The Ballarat author and her co-writer Jane Bennett, who lives near Bendigo, trawled through a survey of 3460 women and girls across the state carried out for Victorian Women's Trust.
Instead of forming a report or policy document, they wanted to start "the menstrual revolution we have to have". About Bloody Time aims to put what has long been taboo talk out in the open in a bid to normalise menstruation and menopause.
"We got a clear picture that many women and girls had a lot of negativity, fear and shame about periods and menopause. That's truly devastating to us," Ms Pickering said.
In the end, we're not saying you have to love it or celebrate your period as a special event each month. But, we want to understand why there is so much negativity to a process that affects half the population for about half their lives.

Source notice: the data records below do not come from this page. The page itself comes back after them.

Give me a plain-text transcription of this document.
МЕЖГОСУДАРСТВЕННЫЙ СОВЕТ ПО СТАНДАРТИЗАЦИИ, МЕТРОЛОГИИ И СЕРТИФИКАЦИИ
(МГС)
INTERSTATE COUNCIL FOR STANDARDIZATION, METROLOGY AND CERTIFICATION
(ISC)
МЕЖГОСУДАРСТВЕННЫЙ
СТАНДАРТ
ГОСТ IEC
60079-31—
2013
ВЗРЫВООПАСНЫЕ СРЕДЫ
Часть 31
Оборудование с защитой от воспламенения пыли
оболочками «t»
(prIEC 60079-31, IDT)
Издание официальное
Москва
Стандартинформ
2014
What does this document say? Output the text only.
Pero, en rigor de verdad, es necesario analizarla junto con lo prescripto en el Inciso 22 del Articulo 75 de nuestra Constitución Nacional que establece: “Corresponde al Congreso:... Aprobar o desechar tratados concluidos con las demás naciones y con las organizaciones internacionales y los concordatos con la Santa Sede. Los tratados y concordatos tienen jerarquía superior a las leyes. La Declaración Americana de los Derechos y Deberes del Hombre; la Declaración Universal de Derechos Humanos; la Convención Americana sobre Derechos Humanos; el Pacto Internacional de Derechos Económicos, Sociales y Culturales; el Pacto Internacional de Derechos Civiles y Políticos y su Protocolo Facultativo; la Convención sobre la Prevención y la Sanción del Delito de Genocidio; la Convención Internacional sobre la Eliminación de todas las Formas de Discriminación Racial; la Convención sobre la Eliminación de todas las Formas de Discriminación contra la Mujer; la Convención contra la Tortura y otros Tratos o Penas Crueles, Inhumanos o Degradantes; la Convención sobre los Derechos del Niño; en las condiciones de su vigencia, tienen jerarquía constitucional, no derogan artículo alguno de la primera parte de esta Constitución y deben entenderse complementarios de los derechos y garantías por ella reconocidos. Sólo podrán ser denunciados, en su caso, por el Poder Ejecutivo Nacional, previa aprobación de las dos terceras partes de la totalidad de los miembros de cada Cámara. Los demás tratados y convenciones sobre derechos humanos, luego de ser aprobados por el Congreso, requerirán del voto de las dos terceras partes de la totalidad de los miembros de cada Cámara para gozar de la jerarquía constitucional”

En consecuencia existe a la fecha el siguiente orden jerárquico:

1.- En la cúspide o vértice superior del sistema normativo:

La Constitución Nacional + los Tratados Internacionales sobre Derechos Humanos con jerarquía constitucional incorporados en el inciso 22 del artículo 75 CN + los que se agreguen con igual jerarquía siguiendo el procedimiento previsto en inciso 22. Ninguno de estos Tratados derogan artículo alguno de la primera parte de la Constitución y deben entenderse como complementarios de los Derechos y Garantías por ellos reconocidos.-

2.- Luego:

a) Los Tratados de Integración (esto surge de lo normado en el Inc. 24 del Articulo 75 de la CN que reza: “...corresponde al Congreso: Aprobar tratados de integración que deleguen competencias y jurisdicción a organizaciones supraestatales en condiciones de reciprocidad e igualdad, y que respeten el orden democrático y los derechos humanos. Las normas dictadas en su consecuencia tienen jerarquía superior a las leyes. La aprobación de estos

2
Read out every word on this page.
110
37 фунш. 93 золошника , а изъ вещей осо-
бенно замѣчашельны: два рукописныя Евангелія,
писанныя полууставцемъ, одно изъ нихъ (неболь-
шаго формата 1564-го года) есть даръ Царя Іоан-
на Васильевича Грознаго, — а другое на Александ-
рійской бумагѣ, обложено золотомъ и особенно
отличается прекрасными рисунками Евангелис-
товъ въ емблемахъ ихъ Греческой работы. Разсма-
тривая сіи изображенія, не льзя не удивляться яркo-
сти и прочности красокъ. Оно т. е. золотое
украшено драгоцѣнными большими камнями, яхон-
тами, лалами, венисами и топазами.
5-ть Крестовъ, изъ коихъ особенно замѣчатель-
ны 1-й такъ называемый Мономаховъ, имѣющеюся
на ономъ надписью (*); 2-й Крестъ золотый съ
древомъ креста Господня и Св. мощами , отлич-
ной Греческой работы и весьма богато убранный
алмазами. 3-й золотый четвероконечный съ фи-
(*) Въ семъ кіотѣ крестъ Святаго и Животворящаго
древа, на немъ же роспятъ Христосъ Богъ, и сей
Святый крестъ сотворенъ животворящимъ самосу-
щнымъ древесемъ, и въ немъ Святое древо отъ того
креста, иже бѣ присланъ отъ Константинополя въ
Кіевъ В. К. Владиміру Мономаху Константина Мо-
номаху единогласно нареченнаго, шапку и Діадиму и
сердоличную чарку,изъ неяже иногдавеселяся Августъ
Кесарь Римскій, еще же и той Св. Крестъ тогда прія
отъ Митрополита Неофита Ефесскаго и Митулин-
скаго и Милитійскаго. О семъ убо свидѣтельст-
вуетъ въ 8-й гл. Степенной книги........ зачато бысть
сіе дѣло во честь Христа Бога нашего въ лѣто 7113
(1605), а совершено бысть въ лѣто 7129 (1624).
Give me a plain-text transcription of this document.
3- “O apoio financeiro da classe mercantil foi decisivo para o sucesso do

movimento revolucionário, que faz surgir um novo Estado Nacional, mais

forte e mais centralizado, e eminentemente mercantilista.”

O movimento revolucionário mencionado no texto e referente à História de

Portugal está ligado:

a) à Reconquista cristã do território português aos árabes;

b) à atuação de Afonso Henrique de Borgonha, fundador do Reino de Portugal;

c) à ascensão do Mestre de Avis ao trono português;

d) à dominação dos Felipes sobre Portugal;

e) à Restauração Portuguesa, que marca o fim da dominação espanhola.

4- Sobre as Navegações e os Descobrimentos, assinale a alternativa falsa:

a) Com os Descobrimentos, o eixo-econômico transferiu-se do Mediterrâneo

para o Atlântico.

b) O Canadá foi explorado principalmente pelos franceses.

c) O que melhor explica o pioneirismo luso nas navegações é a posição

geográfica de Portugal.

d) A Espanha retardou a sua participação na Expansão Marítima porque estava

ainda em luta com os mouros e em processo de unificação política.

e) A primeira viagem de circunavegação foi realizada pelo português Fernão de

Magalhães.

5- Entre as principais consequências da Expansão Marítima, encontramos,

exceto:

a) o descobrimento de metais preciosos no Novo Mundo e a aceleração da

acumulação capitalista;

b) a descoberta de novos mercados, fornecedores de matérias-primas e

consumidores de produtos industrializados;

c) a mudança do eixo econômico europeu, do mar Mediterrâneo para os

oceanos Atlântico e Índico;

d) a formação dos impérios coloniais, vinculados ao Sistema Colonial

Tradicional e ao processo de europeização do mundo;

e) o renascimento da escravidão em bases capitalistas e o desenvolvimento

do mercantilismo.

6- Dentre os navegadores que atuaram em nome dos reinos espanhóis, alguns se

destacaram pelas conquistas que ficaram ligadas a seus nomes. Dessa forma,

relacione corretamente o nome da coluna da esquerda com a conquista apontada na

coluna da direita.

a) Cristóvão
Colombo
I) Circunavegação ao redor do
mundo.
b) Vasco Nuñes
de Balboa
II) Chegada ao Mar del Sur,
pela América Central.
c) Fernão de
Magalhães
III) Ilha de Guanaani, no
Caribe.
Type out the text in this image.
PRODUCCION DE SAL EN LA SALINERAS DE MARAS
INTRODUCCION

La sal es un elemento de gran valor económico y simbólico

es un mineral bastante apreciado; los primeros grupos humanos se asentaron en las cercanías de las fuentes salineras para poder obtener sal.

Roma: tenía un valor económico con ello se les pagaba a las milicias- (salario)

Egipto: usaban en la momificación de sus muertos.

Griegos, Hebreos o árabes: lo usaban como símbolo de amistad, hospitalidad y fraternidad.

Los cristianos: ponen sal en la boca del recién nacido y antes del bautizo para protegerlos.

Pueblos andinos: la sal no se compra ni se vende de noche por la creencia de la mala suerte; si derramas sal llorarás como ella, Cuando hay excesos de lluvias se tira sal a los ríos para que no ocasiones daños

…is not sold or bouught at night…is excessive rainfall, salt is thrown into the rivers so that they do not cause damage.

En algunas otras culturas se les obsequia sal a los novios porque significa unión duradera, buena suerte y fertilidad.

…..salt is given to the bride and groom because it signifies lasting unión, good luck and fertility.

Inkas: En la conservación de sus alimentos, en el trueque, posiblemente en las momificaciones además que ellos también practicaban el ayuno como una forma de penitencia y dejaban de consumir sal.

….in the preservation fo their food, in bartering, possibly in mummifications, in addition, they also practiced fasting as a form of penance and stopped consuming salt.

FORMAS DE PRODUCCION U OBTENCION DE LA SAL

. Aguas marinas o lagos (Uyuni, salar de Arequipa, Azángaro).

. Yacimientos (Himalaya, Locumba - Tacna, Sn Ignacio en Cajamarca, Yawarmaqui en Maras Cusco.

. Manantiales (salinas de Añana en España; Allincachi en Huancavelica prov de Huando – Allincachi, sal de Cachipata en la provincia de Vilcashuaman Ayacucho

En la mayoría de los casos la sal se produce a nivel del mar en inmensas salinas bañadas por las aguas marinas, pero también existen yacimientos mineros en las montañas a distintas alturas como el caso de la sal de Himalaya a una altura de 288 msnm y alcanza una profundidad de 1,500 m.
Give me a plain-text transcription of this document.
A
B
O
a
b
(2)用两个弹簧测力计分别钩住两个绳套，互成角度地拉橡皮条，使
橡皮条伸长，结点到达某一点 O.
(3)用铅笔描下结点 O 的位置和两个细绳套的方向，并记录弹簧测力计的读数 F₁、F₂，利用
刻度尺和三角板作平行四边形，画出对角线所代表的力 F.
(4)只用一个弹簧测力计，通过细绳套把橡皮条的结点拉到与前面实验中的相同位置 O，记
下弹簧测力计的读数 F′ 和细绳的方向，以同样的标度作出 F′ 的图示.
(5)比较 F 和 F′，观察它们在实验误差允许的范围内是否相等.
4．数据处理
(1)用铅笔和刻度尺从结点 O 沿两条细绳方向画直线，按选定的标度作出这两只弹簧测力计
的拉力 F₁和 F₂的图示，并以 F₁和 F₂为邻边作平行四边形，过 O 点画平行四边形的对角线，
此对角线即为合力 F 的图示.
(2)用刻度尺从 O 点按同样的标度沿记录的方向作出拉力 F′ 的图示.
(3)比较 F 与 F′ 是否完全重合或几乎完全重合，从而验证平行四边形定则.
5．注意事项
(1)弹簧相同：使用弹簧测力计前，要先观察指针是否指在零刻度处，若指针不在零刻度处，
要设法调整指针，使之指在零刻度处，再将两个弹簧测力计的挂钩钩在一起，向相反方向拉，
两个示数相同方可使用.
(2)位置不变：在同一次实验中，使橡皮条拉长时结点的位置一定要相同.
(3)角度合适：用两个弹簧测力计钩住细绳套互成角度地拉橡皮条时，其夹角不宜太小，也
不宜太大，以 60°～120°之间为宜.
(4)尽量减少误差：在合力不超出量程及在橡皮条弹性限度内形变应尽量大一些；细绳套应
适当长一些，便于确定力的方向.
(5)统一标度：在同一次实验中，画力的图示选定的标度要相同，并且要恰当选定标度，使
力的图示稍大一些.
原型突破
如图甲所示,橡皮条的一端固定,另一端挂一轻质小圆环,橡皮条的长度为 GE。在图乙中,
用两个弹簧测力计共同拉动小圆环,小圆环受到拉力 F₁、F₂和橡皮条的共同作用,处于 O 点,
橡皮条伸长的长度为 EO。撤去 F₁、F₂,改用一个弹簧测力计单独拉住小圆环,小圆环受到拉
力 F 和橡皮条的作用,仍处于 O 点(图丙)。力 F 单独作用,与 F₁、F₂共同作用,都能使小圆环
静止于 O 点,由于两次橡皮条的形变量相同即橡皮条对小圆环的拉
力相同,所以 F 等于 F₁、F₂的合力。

"What is the impact when women and girls view their bodies as disgusting? We have to have change and focus on menstrual well-being not just menstrual dysfunction," Ms Pickering said.
Ms Pickering said the book, which launches this week on a regional tour, comes in time when momentum is already gathering for women to speak out more.
Increasing awareness and understanding of women's rights and bigger questions on the environment are now game-changers.
With many women growing up in a highly disposable era, social and cultural movements to reduce waste have given rise to products like period undies and reusable pads that have women seeking more information and options.
"Menstrual taboo can be quite overt - people are generally more comfortable talking about the extremes, like girls sent to huts in Nepal - and it can be subtle, thinking no-one wants to hear about it," Ms Pickering said.
"When I would talk about the book I was working on, some people would subtly shut down the conversation but often, women would launch into their own stories."
I had an outpouring of people desperate to talk about it because I gave them permission to talk about it.
Among the authors' recommendations is also a call to action for greater education in schools and in the health profession. Too often, they found women were not believed or taken seriously when seeking help for pain symptoms.
Ms Pickering said better understanding about your body, and what is happening inside your body, is vital for females from a young age. She said often young girls got their first period at a time when they were starting to understand their sexual identity and feelings of being gross and disgusting each month could impact ongoing confidence in decision-making about sex.
Essentially, Ms Pickering said how we look at approach menstruation and menopause - culturally, socially or via policy - ultimately comes down to dignity.